2.1 Spektrofotometer Uv-Vis

` Spektrofotometri adalah ilmu yang mempelajari tentang penggunaan

spektrofotometer. Sektriofotometer adalah alat yang terdiri dari spektrofotometer

dan fotometer. Spektofotometer adalah alat yang digunakan untuk mengukur

energi secara relatif jika energi tersebut ditransmisikan, direfleksikan, atau

diemisikan sebagai fungsi dari panjang gelombang. Spektrofotometer

menghasilkan sinar dari spektrum dengan panjang gelombang tertentu, dan

fotometer adalah alat pengukur intensitas cahaya yang ditransmisikan atau yang

diabsorpsi.(Gusnedi 2013)

Spektrofotometer UV-Vis adalah pengukuran panjang gelombang dan

intensitas sinar ultraviolet dan cahaya tampak yang diabsorbsi oleh sampel.

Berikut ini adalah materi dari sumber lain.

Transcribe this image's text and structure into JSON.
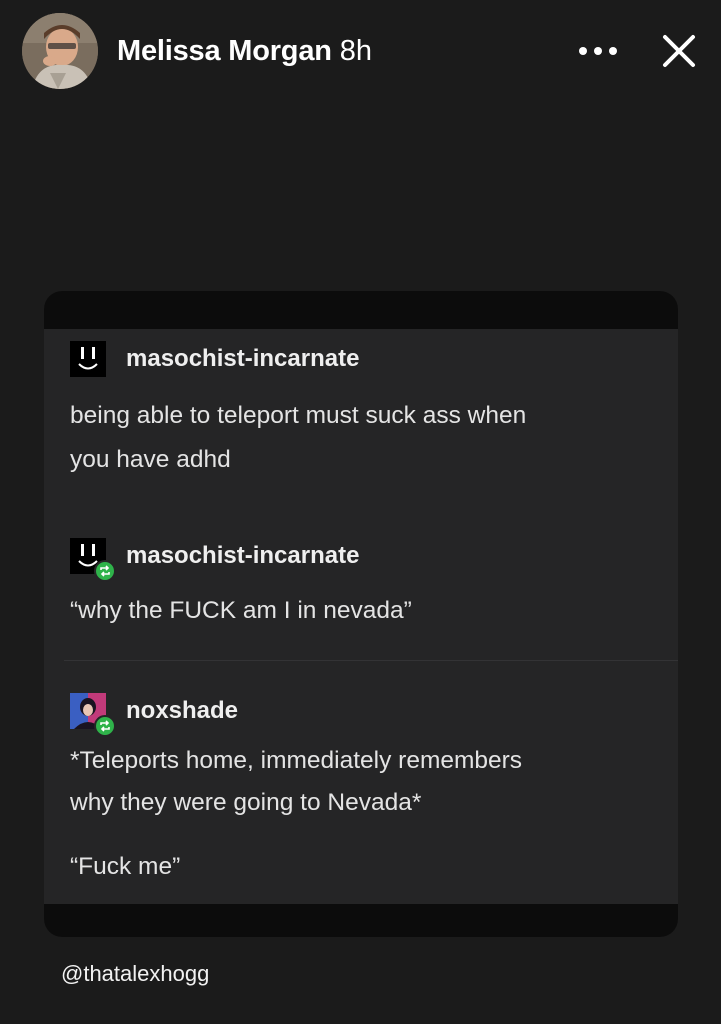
{
  "header": {
    "user_name": "Melissa Morgan",
    "time": "8h",
    "more_icon": "more-horizontal-icon",
    "close_icon": "close-icon"
  },
  "posts": [
    {
      "blog": "masochist-incarnate",
      "avatar_icon": "smiley-avatar-icon",
      "reblogged": false,
      "lines": [
        "being able to teleport must suck ass when",
        "you have adhd"
      ]
    },
    {
      "blog": "masochist-incarnate",
      "avatar_icon": "smiley-avatar-icon",
      "reblogged": true,
      "lines": [
        "“why the FUCK am I in nevada”"
      ]
    },
    {
      "blog": "noxshade",
      "avatar_icon": "portrait-avatar-icon",
      "reblogged": true,
      "lines": [
        "*Teleports home, immediately remembers",
        "why they were going to Nevada*"
      ],
      "quote": "“Fuck me”"
    }
  ],
  "credit": "@thatalexhogg",
  "colors": {
    "background": "#1b1b1b",
    "card": "#252526",
    "reblog_green": "#2fb34a"
  }
}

Sinar ultraviolet dan cahaya tampak memiliki energy yang cukup untuk

mempromosikan elektron pada kulit terluar ke tingkat energi yang lebih tinggi.

Spektroskopi UV-Vis biasanya digunakan untuk molekul dan ion anorganik atau

kompleks di dalam larutan. Spektrum UV-Vis mempunyai bentuk yang lebar

dan hanya sedikit informasi tentang struktur yang bisa didapatkan dari spectrum

ini. Tetapi spektrum ini sangat berguna untuk pengukuran secara kuantitatif.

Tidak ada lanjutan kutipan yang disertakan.